Supertrends are our five high-conviction equity themes based on profound and long-term social trends (see our Supertrends Spotlight). Despite the long-term nature of our Supertrends, we see numerous catalysts that should benefit the related stocks in 2018.

  • The devastating effects of the autumn hurricanes in the USA and efforts to rebuild are added catalysts for our Supertrend “Infrastructure.”
  • Geopolitical tensions and repeated problems with companies’ electronic security support the Security & Defense theme, part of our Supertrend “Angry Societies.”
  • Technology is an ever-evolving theme, including topics such as virtual reality and data waste management.
  • Our two demographic themes, Silver Economy and Millennials’ Values, tap the two biggest demographic drivers of many sectors and companies, population aging and the “coming of age” of the Millennials as consumers and investors.

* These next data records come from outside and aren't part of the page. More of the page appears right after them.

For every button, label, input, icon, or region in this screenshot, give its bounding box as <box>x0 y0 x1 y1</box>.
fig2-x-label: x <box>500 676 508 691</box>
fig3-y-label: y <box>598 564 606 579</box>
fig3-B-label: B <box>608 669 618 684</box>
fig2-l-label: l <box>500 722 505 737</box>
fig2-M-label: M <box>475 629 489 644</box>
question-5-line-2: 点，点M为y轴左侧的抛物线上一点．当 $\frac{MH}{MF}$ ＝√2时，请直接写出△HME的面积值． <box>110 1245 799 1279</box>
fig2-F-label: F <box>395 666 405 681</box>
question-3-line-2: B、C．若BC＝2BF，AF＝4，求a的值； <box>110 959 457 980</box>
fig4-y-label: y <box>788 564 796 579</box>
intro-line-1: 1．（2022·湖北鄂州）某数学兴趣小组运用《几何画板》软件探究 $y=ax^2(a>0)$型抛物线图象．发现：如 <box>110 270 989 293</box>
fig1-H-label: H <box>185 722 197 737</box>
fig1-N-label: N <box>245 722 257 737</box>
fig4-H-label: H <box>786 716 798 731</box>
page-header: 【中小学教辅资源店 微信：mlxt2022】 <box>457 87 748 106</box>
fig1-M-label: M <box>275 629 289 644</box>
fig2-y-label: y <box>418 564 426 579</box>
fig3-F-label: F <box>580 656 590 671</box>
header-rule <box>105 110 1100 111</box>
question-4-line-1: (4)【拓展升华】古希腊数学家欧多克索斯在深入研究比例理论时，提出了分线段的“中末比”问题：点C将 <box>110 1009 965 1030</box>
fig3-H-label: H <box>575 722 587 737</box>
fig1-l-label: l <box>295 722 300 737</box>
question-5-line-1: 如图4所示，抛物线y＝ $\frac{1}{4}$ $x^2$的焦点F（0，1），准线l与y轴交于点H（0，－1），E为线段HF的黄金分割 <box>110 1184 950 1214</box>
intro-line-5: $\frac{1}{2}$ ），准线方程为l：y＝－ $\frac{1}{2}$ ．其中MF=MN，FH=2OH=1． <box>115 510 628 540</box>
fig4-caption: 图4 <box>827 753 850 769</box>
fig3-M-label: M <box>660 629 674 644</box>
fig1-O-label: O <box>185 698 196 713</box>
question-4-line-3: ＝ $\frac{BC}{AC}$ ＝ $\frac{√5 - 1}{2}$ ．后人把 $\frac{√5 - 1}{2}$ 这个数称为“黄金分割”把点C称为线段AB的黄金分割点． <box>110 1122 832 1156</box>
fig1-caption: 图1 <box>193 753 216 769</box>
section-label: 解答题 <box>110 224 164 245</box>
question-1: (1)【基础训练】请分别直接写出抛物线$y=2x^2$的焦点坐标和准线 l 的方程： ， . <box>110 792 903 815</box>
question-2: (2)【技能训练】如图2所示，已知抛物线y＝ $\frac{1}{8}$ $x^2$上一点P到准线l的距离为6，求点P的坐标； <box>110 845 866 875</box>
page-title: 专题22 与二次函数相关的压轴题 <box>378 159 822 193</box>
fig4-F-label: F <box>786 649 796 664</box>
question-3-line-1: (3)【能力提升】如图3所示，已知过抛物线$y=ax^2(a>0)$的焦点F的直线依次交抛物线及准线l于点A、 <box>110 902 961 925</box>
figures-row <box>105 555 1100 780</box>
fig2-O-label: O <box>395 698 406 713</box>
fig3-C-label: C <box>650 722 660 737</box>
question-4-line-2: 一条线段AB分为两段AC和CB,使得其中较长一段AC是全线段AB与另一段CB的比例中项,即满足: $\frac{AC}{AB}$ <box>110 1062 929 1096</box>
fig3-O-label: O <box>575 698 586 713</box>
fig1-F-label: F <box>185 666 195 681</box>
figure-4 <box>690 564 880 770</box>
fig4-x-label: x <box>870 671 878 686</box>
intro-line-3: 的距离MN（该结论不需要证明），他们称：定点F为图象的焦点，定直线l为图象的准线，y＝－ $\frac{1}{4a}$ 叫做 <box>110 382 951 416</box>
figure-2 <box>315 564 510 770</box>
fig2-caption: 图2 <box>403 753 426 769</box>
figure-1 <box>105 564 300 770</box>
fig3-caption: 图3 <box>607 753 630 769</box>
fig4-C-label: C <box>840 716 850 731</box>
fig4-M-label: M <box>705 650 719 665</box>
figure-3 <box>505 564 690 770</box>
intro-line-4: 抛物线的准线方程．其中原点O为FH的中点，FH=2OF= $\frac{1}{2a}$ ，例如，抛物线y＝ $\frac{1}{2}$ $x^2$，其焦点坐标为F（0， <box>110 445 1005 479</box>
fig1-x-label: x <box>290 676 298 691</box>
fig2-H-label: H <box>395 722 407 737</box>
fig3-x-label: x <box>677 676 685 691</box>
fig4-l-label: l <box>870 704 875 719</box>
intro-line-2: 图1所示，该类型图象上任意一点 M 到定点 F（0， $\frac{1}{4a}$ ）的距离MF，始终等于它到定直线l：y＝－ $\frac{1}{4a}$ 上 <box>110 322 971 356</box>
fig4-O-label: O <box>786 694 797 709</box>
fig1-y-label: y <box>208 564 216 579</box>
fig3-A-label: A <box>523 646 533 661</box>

Theme 5: Fixed income rainbow

The somewhat unconventional name of this theme reflects the variety of “colors” (fixed or floating, duration, credit risk ...) required to successfully invest in bonds in 2018. In the USA, the Federal Reserve’s hiking cycle is entering a somewhat advanced stage, while other central banks start to normalize policy and credit fundamentals are likely to deteriorate in 2018 as corporates re-leverage their balance sheet. This creates an environment where bond investors require active and targeted strategies.

  • In USD: Given our benign outlook for USD rates, with longer yields expected to remain anchored, duration is favored in USD. Therefore, a mix of long-dated BBBs, short-dated BBs and selective fallen angel bonds is best, in our view, for a bond portfolio in USD. Investors worried about an acceleration of inflation could also add US investment grade corporate floaters.
  • In EUR: Non-financial corporate valuations are excessively tight and insufficient to protect in an environment of ECB policy normalization. Our focus is on financials and in particular subordinated bank and insurance bonds, which should continue to benefit in an environment of sustained Eurozone growth and better bank fundamentals. Investors who are worried about political risks in Spain and Italy may want to focus on bank bonds of other European countries.